The reader next meets Sassafrass in Los Angeles, where she lives with Mitch, a struggling and self-destructive jazz saxophonist. Sassafrass is working to find her creative niche, still weaving and cooking, but pining to get to an artists’ colony in New Orleans. She eventually leaves Mitch in LA, moving to San Francisco to live with her younger sister Cypress. Sassafrass exists on the periphery of Cypress’ bright and full world for some time, planning to dance and write in hopes of regaining herself outside of Mitch’s abuse. After a while, Sassafrass returns to LA and Cypress decides to pursue a professional dance career, which eventually lands her back in New York City.
There, the middle sister finds community amongst feminist and/or lesbian dance collectives, along with a new way of expressing through her body. Idrina, along with Ixchell, Laura, Celine and others, become important characters in Cypress’ image of her self, and after breaking off an intense romantic relationship with Idrina, the dancer found herself unmoving and frequenting late-night dive bars. Coincidentally, in one of those bars Cypress found Leroy McCullough, an old musician friend from San Francisco. After a fateful night together, Cypress and Leroy seemingly reinvigorate each other’s creativity, living and loving together until Leroy leaves for a summer European tour. During Leroy’s absence, Cypress revisits Idrina and recounts an arguably post-apocalyptic dream where women are punished for childbirth and men are locked away.

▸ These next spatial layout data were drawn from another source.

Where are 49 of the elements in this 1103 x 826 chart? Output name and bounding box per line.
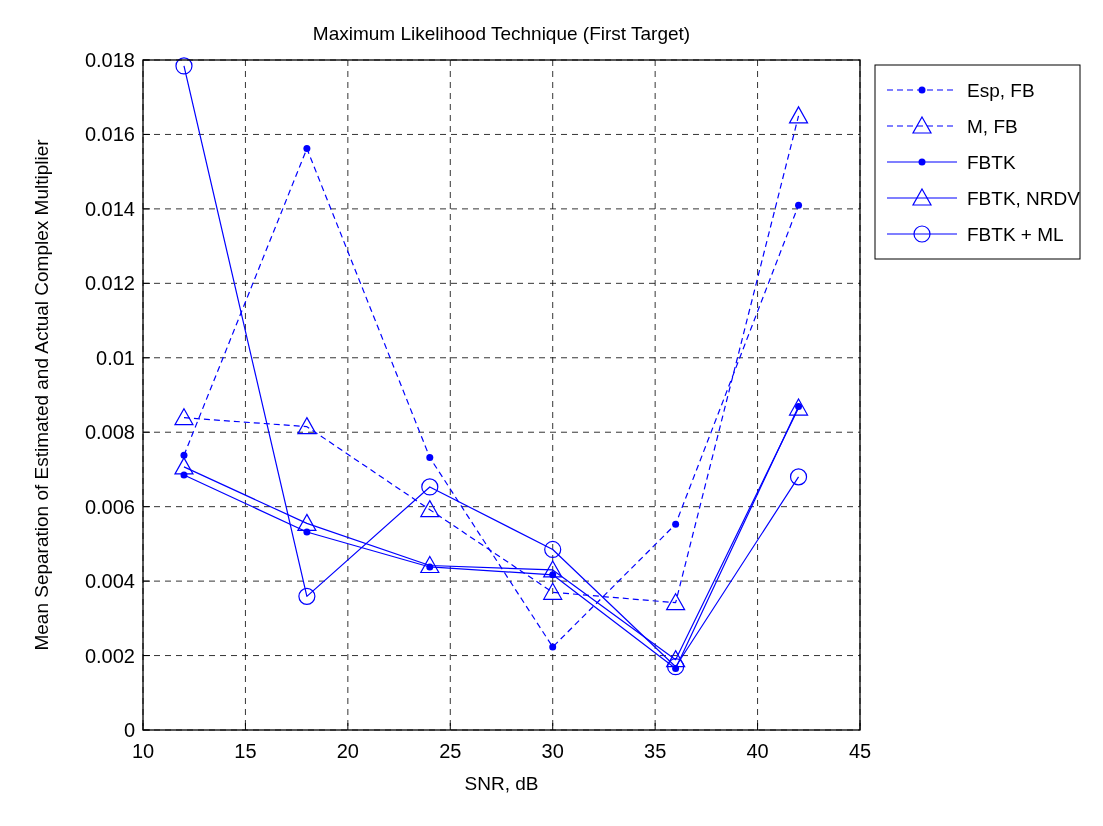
point <box>421 478 439 496</box>
legend-label: FBTK <box>967 151 1016 173</box>
y-tick-label: 0 <box>123 719 135 741</box>
point <box>543 560 563 578</box>
y-tick-label: 0.002 <box>84 644 135 667</box>
point <box>297 513 317 532</box>
point <box>420 500 440 518</box>
y-tick-label: 0.016 <box>84 123 135 146</box>
point <box>549 643 557 651</box>
point <box>544 540 562 559</box>
x-axis-title: SNR, dB <box>464 773 539 794</box>
legend-label: Esp, FB <box>967 79 1035 101</box>
y-axis-title: Mean Separation of Estimated and Actual Complex Multiplier <box>31 138 52 651</box>
point <box>788 398 809 416</box>
x-tick-label: 15 <box>234 740 257 762</box>
y-tick-label: 0.01 <box>96 346 135 369</box>
legend-label: FBTK, NRDV <box>967 187 1081 209</box>
point <box>298 587 316 605</box>
point <box>672 520 680 528</box>
chart-title: Maximum Likelihood Technique (First Target) <box>312 23 691 44</box>
point <box>788 106 809 124</box>
y-tick-label: 0.008 <box>84 421 135 444</box>
point <box>666 650 686 668</box>
point <box>543 582 563 600</box>
point <box>426 454 434 462</box>
y-tick-label: 0.018 <box>84 49 135 71</box>
point <box>174 408 194 426</box>
point <box>175 57 193 75</box>
x-tick-label: 30 <box>541 740 564 762</box>
y-tick-label: 0.004 <box>84 570 135 593</box>
point <box>174 457 194 475</box>
x-tick-label: 10 <box>131 740 155 762</box>
x-tick-label: 35 <box>644 740 667 762</box>
x-tick-label: 45 <box>848 740 872 762</box>
point <box>666 593 686 611</box>
x-tick-label: 20 <box>336 740 359 762</box>
point <box>789 468 808 486</box>
point <box>420 555 440 574</box>
point <box>795 201 803 209</box>
point <box>667 658 685 676</box>
y-tick-label: 0.014 <box>84 197 135 220</box>
point <box>303 145 311 153</box>
legend-label: FBTK + ML <box>967 223 1064 245</box>
x-tick-label: 40 <box>746 740 769 762</box>
point <box>297 417 317 435</box>
y-tick-label: 0.012 <box>84 272 135 295</box>
y-tick-label: 0.006 <box>84 495 135 518</box>
legend-label: M, FB <box>967 115 1018 137</box>
x-tick-label: 25 <box>439 740 462 762</box>
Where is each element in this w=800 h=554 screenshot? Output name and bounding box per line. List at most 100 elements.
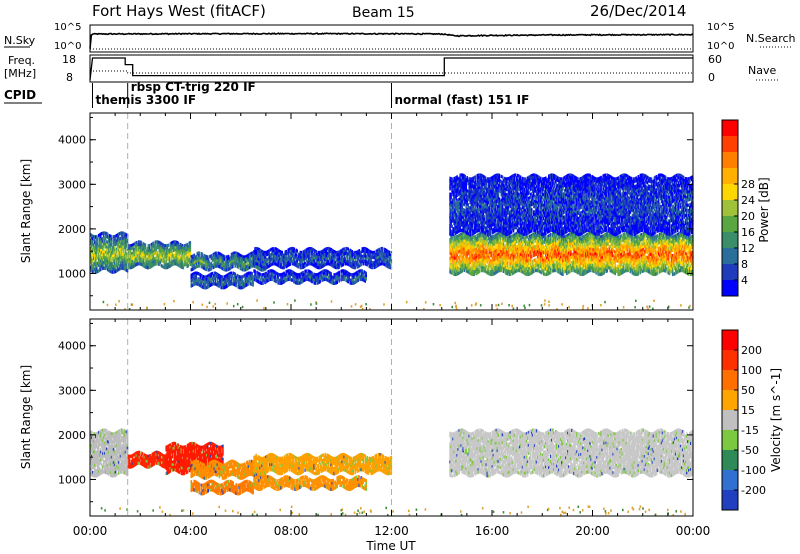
data-cell bbox=[194, 274, 197, 278]
data-cell bbox=[234, 256, 237, 260]
data-cell bbox=[132, 245, 135, 249]
data-cell bbox=[186, 242, 189, 247]
data-cell bbox=[195, 274, 198, 278]
data-cell bbox=[200, 259, 203, 263]
data-cell bbox=[175, 262, 178, 266]
data-cell bbox=[192, 275, 195, 279]
data-cell bbox=[148, 257, 151, 261]
data-cell bbox=[104, 250, 107, 254]
freq-series bbox=[89, 57, 693, 81]
data-cell bbox=[157, 240, 160, 244]
data-cell bbox=[90, 268, 92, 272]
data-cell bbox=[171, 241, 174, 245]
data-cell bbox=[118, 267, 121, 271]
data-cell bbox=[228, 275, 230, 279]
data-cell bbox=[146, 249, 149, 253]
data-cell bbox=[120, 250, 123, 254]
data-cell bbox=[149, 262, 152, 266]
data-cell bbox=[107, 244, 110, 248]
data-cell bbox=[210, 256, 213, 260]
data-cell bbox=[144, 262, 147, 266]
data-cell bbox=[133, 261, 136, 265]
data-cell bbox=[233, 261, 236, 265]
data-cell bbox=[237, 279, 239, 284]
data-cell bbox=[203, 264, 206, 268]
data-cell bbox=[242, 263, 245, 267]
data-cell bbox=[139, 262, 142, 266]
freq-panel bbox=[89, 54, 694, 83]
data-cell bbox=[226, 257, 229, 261]
data-cell bbox=[220, 266, 223, 270]
data-cell bbox=[179, 264, 182, 268]
data-cell bbox=[184, 252, 187, 256]
data-cell bbox=[249, 265, 252, 269]
data-cell bbox=[129, 263, 132, 267]
data-cell bbox=[236, 279, 238, 283]
data-cell bbox=[191, 275, 194, 279]
data-cell bbox=[213, 282, 215, 286]
data-cell bbox=[244, 265, 247, 269]
data-cell bbox=[127, 246, 130, 250]
data-cell bbox=[211, 256, 214, 260]
data-cell bbox=[150, 245, 153, 249]
data-cell bbox=[245, 259, 248, 264]
data-cell bbox=[100, 240, 103, 244]
data-cell bbox=[113, 270, 116, 274]
data-cell bbox=[170, 241, 173, 245]
data-cell bbox=[183, 244, 186, 248]
data-cell bbox=[220, 285, 222, 290]
data-cell bbox=[227, 267, 230, 271]
data-cell bbox=[204, 267, 207, 271]
data-cell bbox=[237, 274, 239, 278]
data-cell bbox=[139, 240, 142, 244]
data-cell bbox=[95, 262, 97, 266]
data-cell bbox=[225, 268, 228, 272]
data-cell bbox=[117, 232, 120, 236]
data-cell bbox=[194, 255, 197, 259]
data-cell bbox=[183, 260, 186, 264]
data-cell bbox=[167, 254, 170, 258]
data-cell bbox=[119, 255, 122, 260]
data-cell bbox=[187, 255, 190, 260]
data-cell bbox=[296, 249, 298, 253]
data-cell bbox=[158, 262, 161, 266]
data-cell bbox=[95, 257, 97, 261]
data-cell bbox=[115, 263, 118, 267]
data-cell bbox=[122, 258, 125, 262]
data-cell bbox=[239, 259, 242, 263]
data-cell bbox=[207, 258, 210, 262]
data-cell bbox=[151, 245, 154, 249]
data-cell bbox=[128, 244, 131, 248]
data-cell bbox=[222, 283, 224, 287]
data-cell bbox=[241, 277, 243, 282]
data-cell bbox=[95, 254, 97, 258]
data-cell bbox=[237, 263, 240, 267]
data-cell bbox=[118, 264, 121, 268]
data-cell bbox=[189, 254, 192, 258]
data-cell bbox=[198, 256, 201, 260]
data-cell bbox=[244, 279, 246, 283]
data-cell bbox=[110, 270, 113, 274]
data-cell bbox=[213, 265, 216, 269]
data-cell bbox=[113, 237, 116, 242]
data-cell bbox=[102, 236, 105, 241]
data-cell bbox=[485, 264, 488, 269]
data-cell bbox=[140, 249, 143, 253]
data-cell bbox=[120, 258, 123, 262]
data-cell bbox=[158, 249, 161, 253]
data-cell bbox=[218, 252, 221, 256]
data-cell bbox=[106, 265, 109, 269]
data-cell bbox=[230, 265, 233, 269]
data-cell bbox=[208, 265, 211, 269]
data-cell bbox=[240, 259, 243, 263]
data-cell bbox=[180, 243, 183, 247]
data-cell bbox=[224, 277, 226, 281]
data-cell bbox=[106, 248, 109, 253]
data-cell bbox=[233, 259, 236, 263]
data-cell bbox=[121, 263, 124, 268]
data-cell bbox=[114, 242, 117, 246]
data-cell bbox=[199, 259, 202, 263]
data-cell bbox=[104, 245, 107, 249]
data-cell bbox=[244, 263, 247, 267]
data-cell bbox=[224, 263, 227, 267]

During that same summer, Cypress joins a dance company that raises money to support the Civil Rights Movement and Leroy asks to marry her before she starts on her first tour with the group. The reader is then taken back into Sassafrass’ world, where she has been living in The New World Found Collective with Mitch for over a year. There, Sassafrass is undergoing the process of initiation into santería as Mitch slips further into a downward spiral. To shake the bad spirit of her man, Sassafrass performs a sort of exorcist as the deity Oshun came into her body and she decides to return home to the South, without Mitch.
Finally, the reader re-enters Indigo’s spheres, where she has been studying violin and midwifery in her Charleston town. Sassafrass has come home and is in labor, with Indigo delivering the baby and Cypress and Mama close at hand, coaxing “a free child”〔 into their world.